Engagement with communities at the moment is only marginal to the organisation, funding, management and strategic control of universities. More should be done to promote engagement and make university knowledge readily accessible for the benefit of excluded communities. This is the main finding from research funded by the Economic and Social Research Council.
Current policy pressures on universities to focus on improving their research excellence and to widen participation make it hard for them to engage meaningfully with excluded communities. This reduces their benefits for excluded communities.
The report calls on universities to help change the lives of people living in the deprived communities local to them and to manage their engagement more strategically.

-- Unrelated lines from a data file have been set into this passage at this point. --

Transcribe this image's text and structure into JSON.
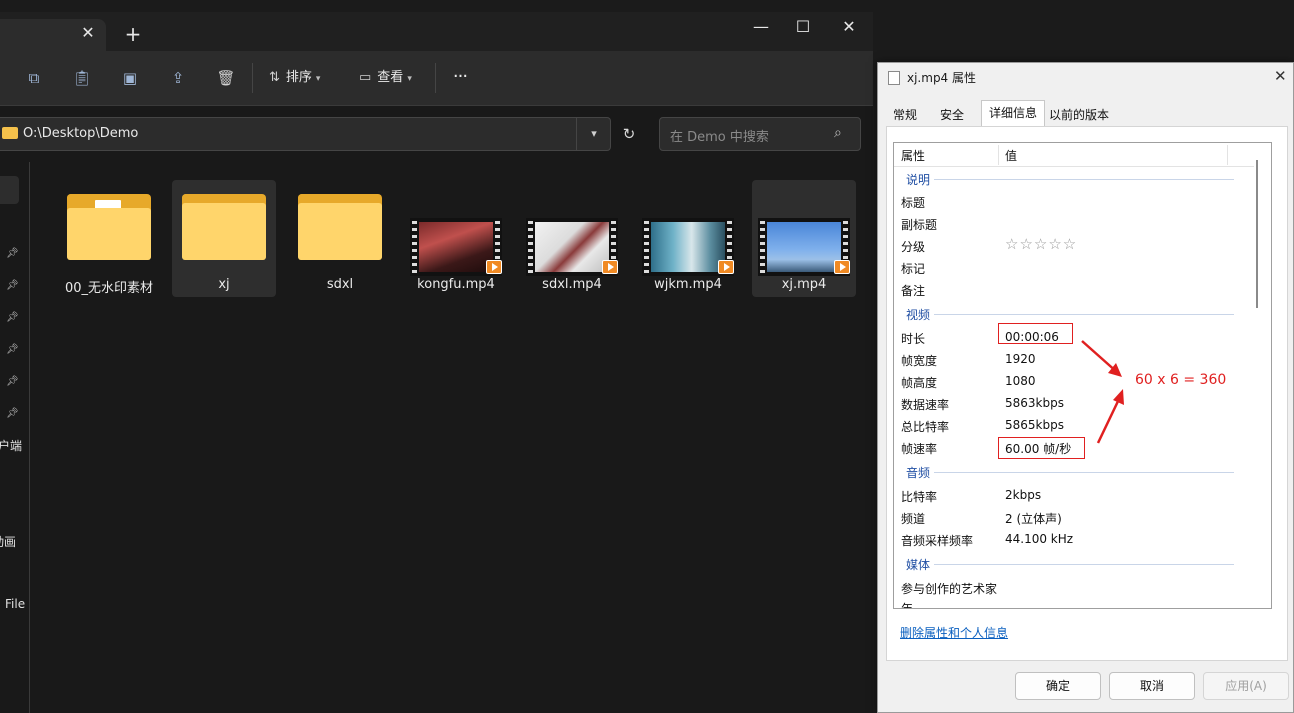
{
  "explorer": {
    "tab": {
      "close_glyph": "✕",
      "add_glyph": "+"
    },
    "window_controls": {
      "minimize": "—",
      "maximize": "☐",
      "close": "✕"
    },
    "toolbar": {
      "sort_label": "排序",
      "view_label": "查看",
      "more_label": "···"
    },
    "address": "O:\\Desktop\\Demo",
    "search_placeholder": "在 Demo 中搜索",
    "nav_partial_labels": [
      "客户端",
      "动画",
      "File"
    ],
    "files": [
      {
        "name": "00_无水印素材",
        "type": "folder",
        "selected": false
      },
      {
        "name": "xj",
        "type": "folder",
        "selected": true
      },
      {
        "name": "sdxl",
        "type": "folder",
        "selected": false
      },
      {
        "name": "kongfu.mp4",
        "type": "video",
        "selected": false
      },
      {
        "name": "sdxl.mp4",
        "type": "video",
        "selected": false
      },
      {
        "name": "wjkm.mp4",
        "type": "video",
        "selected": false
      },
      {
        "name": "xj.mp4",
        "type": "video",
        "selected": true
      }
    ]
  },
  "dialog": {
    "title": "xj.mp4 属性",
    "close_glyph": "✕",
    "tabs": [
      "常规",
      "安全",
      "详细信息",
      "以前的版本"
    ],
    "active_tab": "详细信息",
    "columns": {
      "property": "属性",
      "value": "值"
    },
    "groups": {
      "description": "说明",
      "video": "视频",
      "audio": "音频",
      "media": "媒体"
    },
    "description_rows": [
      {
        "key": "标题",
        "value": ""
      },
      {
        "key": "副标题",
        "value": ""
      },
      {
        "key": "分级",
        "value": ""
      },
      {
        "key": "标记",
        "value": ""
      },
      {
        "key": "备注",
        "value": ""
      }
    ],
    "rating_stars": "☆☆☆☆☆",
    "video_rows": [
      {
        "key": "时长",
        "value": "00:00:06"
      },
      {
        "key": "帧宽度",
        "value": "1920"
      },
      {
        "key": "帧高度",
        "value": "1080"
      },
      {
        "key": "数据速率",
        "value": "5863kbps"
      },
      {
        "key": "总比特率",
        "value": "5865kbps"
      },
      {
        "key": "帧速率",
        "value": "60.00 帧/秒"
      }
    ],
    "audio_rows": [
      {
        "key": "比特率",
        "value": "2kbps"
      },
      {
        "key": "频道",
        "value": "2 (立体声)"
      },
      {
        "key": "音频采样频率",
        "value": "44.100 kHz"
      }
    ],
    "media_rows": [
      {
        "key": "参与创作的艺术家",
        "value": ""
      },
      {
        "key": "年",
        "value": ""
      }
    ],
    "annotation": "60 x 6 = 360",
    "remove_link": "删除属性和个人信息",
    "buttons": {
      "ok": "确定",
      "cancel": "取消",
      "apply": "应用(A)"
    }
  },
  "colors": {
    "annotation_red": "#e02020",
    "link_blue": "#0a5fbf",
    "group_blue": "#1f4ea3",
    "folder_yellow": "#ffd56b"
  }
}
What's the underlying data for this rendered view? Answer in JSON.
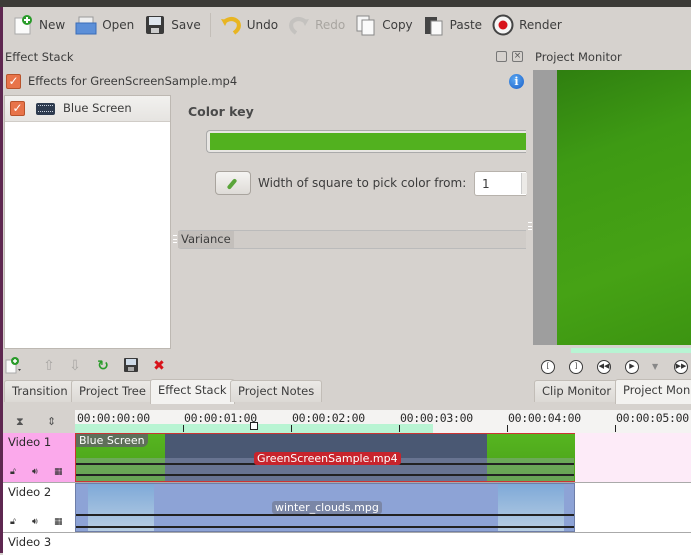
{
  "toolbar": {
    "new": "New",
    "open": "Open",
    "save": "Save",
    "undo": "Undo",
    "redo": "Redo",
    "copy": "Copy",
    "paste": "Paste",
    "render": "Render"
  },
  "effect_stack": {
    "title": "Effect Stack",
    "header_label": "Effects for GreenScreenSample.mp4",
    "header_enabled": true,
    "effects": [
      {
        "label": "Blue Screen",
        "enabled": true
      }
    ],
    "params": {
      "color_key_label": "Color key",
      "color_key_value": "#52b11f",
      "picker_label": "Width of square to pick color from:",
      "picker_value": "1",
      "variance_label": "Variance"
    }
  },
  "bottom_tabs": [
    {
      "label": "Transition",
      "active": false
    },
    {
      "label": "Project Tree",
      "active": false
    },
    {
      "label": "Effect Stack",
      "active": true
    },
    {
      "label": "Project Notes",
      "active": false
    }
  ],
  "monitor": {
    "title": "Project Monitor",
    "tabs": [
      {
        "label": "Clip Monitor",
        "active": false
      },
      {
        "label": "Project Monitor",
        "active": true
      }
    ]
  },
  "timeline": {
    "ruler": [
      "00:00:00:00",
      "00:00:01:00",
      "00:00:02:00",
      "00:00:03:00",
      "00:00:04:00",
      "00:00:05:00"
    ],
    "tracks": [
      {
        "name": "Video 1",
        "clips": [
          {
            "label": "GreenScreenSample.mp4",
            "effect_label": "Blue Screen"
          }
        ]
      },
      {
        "name": "Video 2",
        "clips": [
          {
            "label": "winter_clouds.mpg"
          }
        ]
      },
      {
        "name": "Video 3",
        "clips": []
      }
    ]
  }
}
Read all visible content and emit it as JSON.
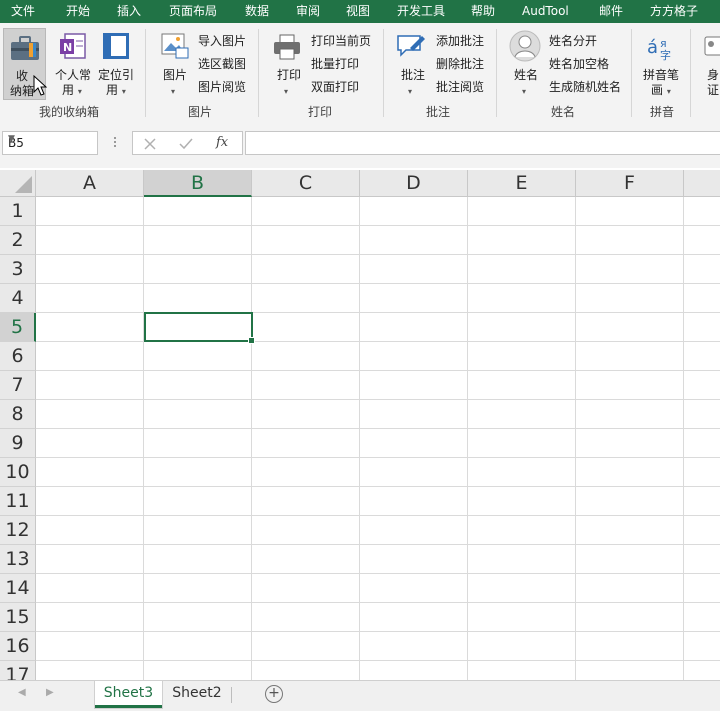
{
  "menu": [
    "文件",
    "开始",
    "插入",
    "页面布局",
    "数据",
    "审阅",
    "视图",
    "开发工具",
    "帮助",
    "AudTool",
    "邮件",
    "方方格子"
  ],
  "ribbon": {
    "box": {
      "line1": "收",
      "line2": "纳箱",
      "group": "我的收纳箱"
    },
    "personal": {
      "line1": "个人常",
      "line2": "用"
    },
    "locate": {
      "line1": "定位引",
      "line2": "用"
    },
    "picture": {
      "label": "图片",
      "items": [
        "导入图片",
        "选区截图",
        "图片阅览"
      ],
      "group": "图片"
    },
    "print": {
      "label": "打印",
      "items": [
        "打印当前页",
        "批量打印",
        "双面打印"
      ],
      "group": "打印"
    },
    "comment": {
      "label": "批注",
      "items": [
        "添加批注",
        "删除批注",
        "批注阅览"
      ],
      "group": "批注"
    },
    "name": {
      "label": "姓名",
      "items": [
        "姓名分开",
        "姓名加空格",
        "生成随机姓名"
      ],
      "group": "姓名"
    },
    "pinyin": {
      "line1": "拼音笔",
      "line2": "画",
      "group": "拼音"
    },
    "idcard": {
      "line1": "身",
      "line2": "证"
    }
  },
  "formula": {
    "namebox": "B5",
    "fx": "fx",
    "value": ""
  },
  "grid": {
    "columns": [
      "A",
      "B",
      "C",
      "D",
      "E",
      "F"
    ],
    "rows": [
      "1",
      "2",
      "3",
      "4",
      "5",
      "6",
      "7",
      "8",
      "9",
      "10",
      "11",
      "12",
      "13",
      "14",
      "15",
      "16",
      "17"
    ],
    "selected_col": "B",
    "selected_row": "5"
  },
  "sheets": {
    "tabs": [
      "Sheet3",
      "Sheet2"
    ],
    "active": "Sheet3",
    "add": "⊕"
  },
  "colors": {
    "accent": "#217346"
  }
}
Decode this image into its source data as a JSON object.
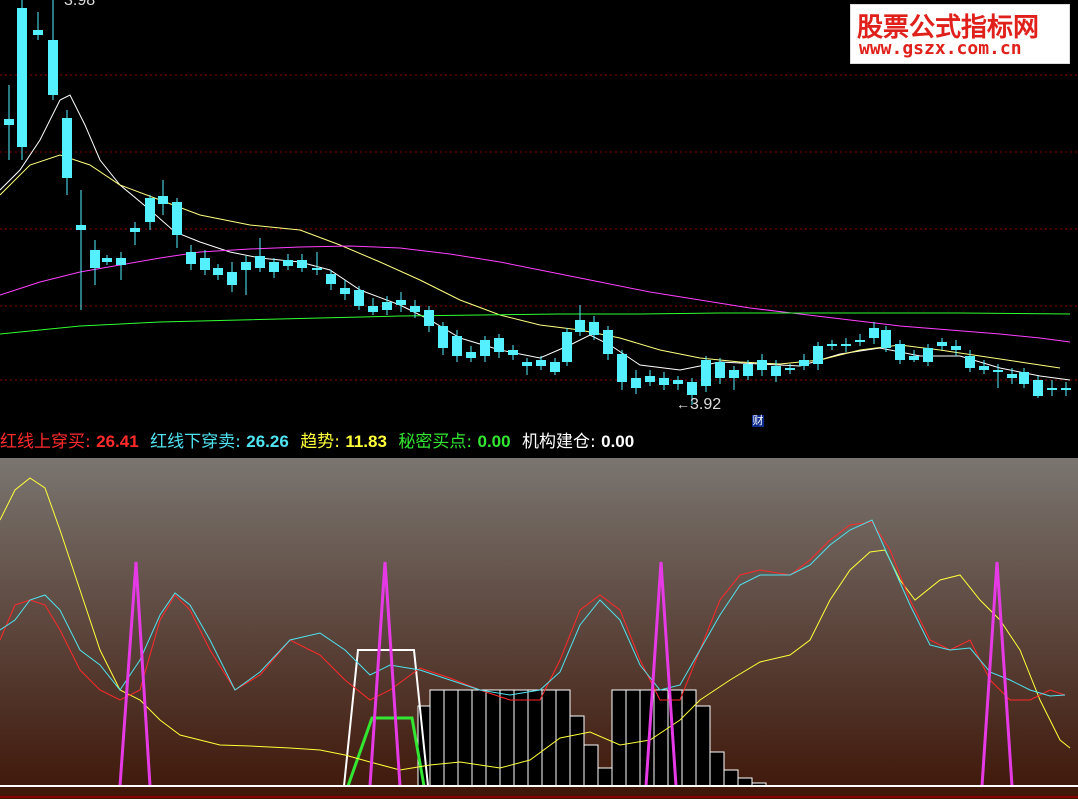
{
  "upper_price_label": "3.98",
  "low_price_label": "3.92",
  "low_price_arrow": "←",
  "fin_badge": "财",
  "watermark": {
    "title": "股票公式指标网",
    "url": "www.gszx.com.cn"
  },
  "legend": [
    {
      "label": "红线上穿买",
      "value": "26.41",
      "color": "#ff2a2a"
    },
    {
      "label": "红线下穿卖",
      "value": "26.26",
      "color": "#4fe3f0"
    },
    {
      "label": "趋势",
      "value": "11.83",
      "color": "#ffff3a"
    },
    {
      "label": "秘密买点",
      "value": "0.00",
      "color": "#32e632"
    },
    {
      "label": "机构建仓",
      "value": "0.00",
      "color": "#ffffff"
    }
  ],
  "colors": {
    "up_candle": "#ff3232",
    "down_candle": "#54f0ff",
    "ma_short": "#ffffff",
    "ma_mid": "#ffff80",
    "ma_long": "#ff40ff",
    "ma_vlong": "#30ff30",
    "grid": "#8b0000",
    "sub_bg_top": "#7a7570",
    "sub_bg_bottom": "#3e1608"
  }
}
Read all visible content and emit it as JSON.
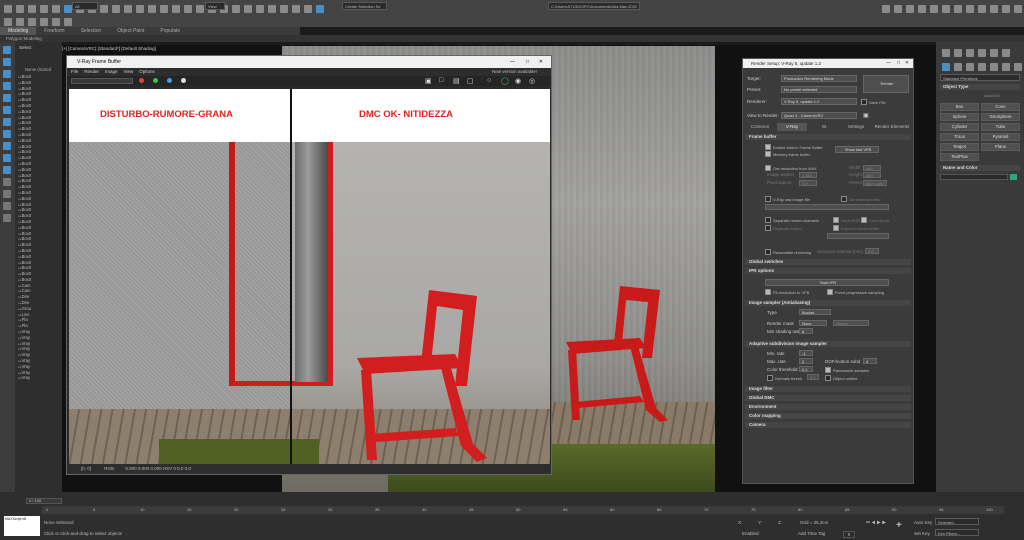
{
  "toolbar": {
    "filter_dropdown": "All",
    "view_dropdown": "View",
    "selection_set_placeholder": "Create Selection Se",
    "path": "C:\\Users\\STUDIO\\PC\\Documents\\3ds Max 2022"
  },
  "tabs": [
    {
      "label": "Modeling",
      "active": true
    },
    {
      "label": "Freeform",
      "active": false
    },
    {
      "label": "Selection",
      "active": false
    },
    {
      "label": "Object Paint",
      "active": false
    },
    {
      "label": "Populate",
      "active": false
    }
  ],
  "ribbon_label": "Polygon Modeling",
  "explorer": {
    "select_label": "Select",
    "header": "Name (Sorted",
    "items": [
      "Box0",
      "Box0",
      "Box0",
      "Box0",
      "Box0",
      "Box0",
      "Box0",
      "Box0",
      "Box0",
      "Box0",
      "Box0",
      "Box0",
      "Box0",
      "Box0",
      "Box0",
      "Box0",
      "Box0",
      "Box0",
      "Box0",
      "Box0",
      "Box0",
      "Box0",
      "Box0",
      "Box0",
      "Box0",
      "Box0",
      "Box0",
      "Box0",
      "Box0",
      "Box0",
      "Box0",
      "Box0",
      "Box0",
      "Box0",
      "Box0",
      "Box0",
      "Cam",
      "Cam",
      "Dire",
      "Dire",
      "Grou",
      "Line",
      "Pla",
      "Pla",
      "Vray",
      "Vray",
      "Vray",
      "Vray",
      "Vray",
      "Vray",
      "Vray",
      "Vray",
      "Vray"
    ]
  },
  "viewport_label": "[+] [CameraVRC] [Standard*] [Default Shading]",
  "frame_buffer": {
    "title": "V-Ray Frame Buffer",
    "menu": [
      "File",
      "Render",
      "Image",
      "View",
      "Options"
    ],
    "new_version": "New version available!",
    "left_label": "DISTURBO-RUMORE-GRANA",
    "right_label": "DMC OK- NITIDEZZA",
    "status_coords": "[0, 0]",
    "status_mode": "RGB",
    "status_values": "0.000    0.000    0.000    HSV    0    0.0    0.0"
  },
  "render_setup": {
    "title": "Render Setup: V-Ray 5, update 1.2",
    "target_label": "Target:",
    "target_value": "Production Rendering Mode",
    "preset_label": "Preset:",
    "preset_value": "No preset selected",
    "renderer_label": "Renderer:",
    "renderer_value": "V-Ray 5, update 1.2",
    "save_file": "Save File",
    "render_button": "Render",
    "view_label": "View to Render:",
    "view_value": "Quad 4 - CameraVRC",
    "tabs": [
      {
        "label": "Common",
        "active": false
      },
      {
        "label": "V-Ray",
        "active": true
      },
      {
        "label": "GI",
        "active": false
      },
      {
        "label": "Settings",
        "active": false
      },
      {
        "label": "Render Elements",
        "active": false
      }
    ],
    "frame_buffer_section": "Frame buffer",
    "enable_fb": "Enable built-in Frame Buffer",
    "memory_fb": "Memory frame buffer",
    "show_last": "Show last VFB",
    "get_resolution": "Get resolution from MAX",
    "image_aspect": "Image aspect",
    "pixel_aspect": "Pixel aspect",
    "width": "Width",
    "height": "Height",
    "preset": "Preset",
    "aspect_value": "1.333",
    "pixel_value": "1.0",
    "width_value": "640",
    "height_value": "480",
    "preset_sel": "640 x 480",
    "raw_image": "V-Ray raw image file",
    "generate_preview": "Generate preview",
    "separate_channels": "Separate render channels",
    "save_rgb": "Save RGB",
    "save_alpha": "Save alpha",
    "separate_folders": "Separate folders",
    "export_maxfile": "Export in frame buffer",
    "resumable": "Resumable rendering",
    "autosave": "Autosave interval (min)",
    "autosave_value": "0.0",
    "global_switches": "Global switches",
    "ipr_options": "IPR options",
    "start_ipr": "Start IPR",
    "fit_resolution": "Fit resolution to VFB",
    "force_progressive": "Force progressive sampling",
    "image_sampler": "Image sampler (Antialiasing)",
    "type_label": "Type",
    "type_value": "Bucket",
    "render_mask": "Render mask",
    "render_mask_value": "None",
    "min_shading": "Min shading rate",
    "min_shading_value": "6",
    "adaptive": "Adaptive subdivision image sampler",
    "min_rate": "Min. rate",
    "min_rate_value": "-1",
    "max_rate": "Max. rate",
    "max_rate_value": "2",
    "color_threshold": "Color threshold",
    "color_threshold_value": "0.1",
    "dof": "DOF/motion subd",
    "dof_value": "4",
    "randomize": "Randomize samples",
    "object_outline": "Object outline",
    "normals": "Normals thresh",
    "normals_value": "0.1",
    "image_filter": "Image filter",
    "global_dmc": "Global DMC",
    "environment": "Environment",
    "color_mapping": "Color mapping",
    "camera": "Camera",
    "object_label": "Object"
  },
  "command_panel": {
    "category": "Standard Primitives",
    "rollout_title": "Object Type",
    "autogrid": "AutoGrid",
    "buttons": [
      "Box",
      "Cone",
      "Sphere",
      "GeoSphere",
      "Cylinder",
      "Tube",
      "Torus",
      "Pyramid",
      "Teapot",
      "Plane",
      "TextPlus"
    ],
    "name_color": "Name and Color"
  },
  "bottom": {
    "zoom": "0 / 100",
    "status_line1": "None Selected",
    "status_line2": "Click or click-and-drag to select objects",
    "x_label": "X:",
    "y_label": "Y:",
    "z_label": "Z:",
    "grid": "Grid = 25,4cm",
    "add_time_tag": "Add Time Tag",
    "enabled": "Enabled:",
    "auto_key": "Auto Key",
    "set_key": "Set Key",
    "selected": "Selected",
    "key_filters": "Key Filters...",
    "frame": "0",
    "maxscript": "MAXScript Mi",
    "ticks": [
      "0",
      "5",
      "10",
      "15",
      "20",
      "25",
      "30",
      "35",
      "40",
      "45",
      "50",
      "55",
      "60",
      "65",
      "70",
      "75",
      "80",
      "85",
      "90",
      "95",
      "100"
    ]
  },
  "colors": {
    "label_red": "#e0241f",
    "chair_red": "#d21e1e",
    "accent_blue": "#4a90c8",
    "panel": "#3b3b3b"
  }
}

Currently, community engagement tends to be done ‘by’ universities, ‘to’ communities. Universities offer access to facilities, services and learning but there are few opportunities for community learning activities to become embedded within universities, even where there is a close fit with universities’ own needs. This means universities miss out on the chance to help develop ‘social capital’ in these communities. Social capital is the networks and relationships between groups which helps hold communities together and bind them into the rest of the country.
To help them increase their impact, the researchers have developed a strategy which involves creating small-scale learning communities and linking academics with community groups. Beyond this, the activities of communities should be linked temporarily to core university teaching and research to allow the activities to professionalise and grow. The final strand is to ‘spin out’ these activities into the deprived communities to develop further, allowing them to address particular symptoms arising from social exclusion.
The report cites the case of the Moneyline initiative, which emerged from Salford University to address financial exclusion. Moneyline is an example of where a community engagement activity moved out of the university and developed into a social innovation that spread into excluded communities. This was behind the idea of Community Investment Trusts, which have grown to become a feature of the financial landscape.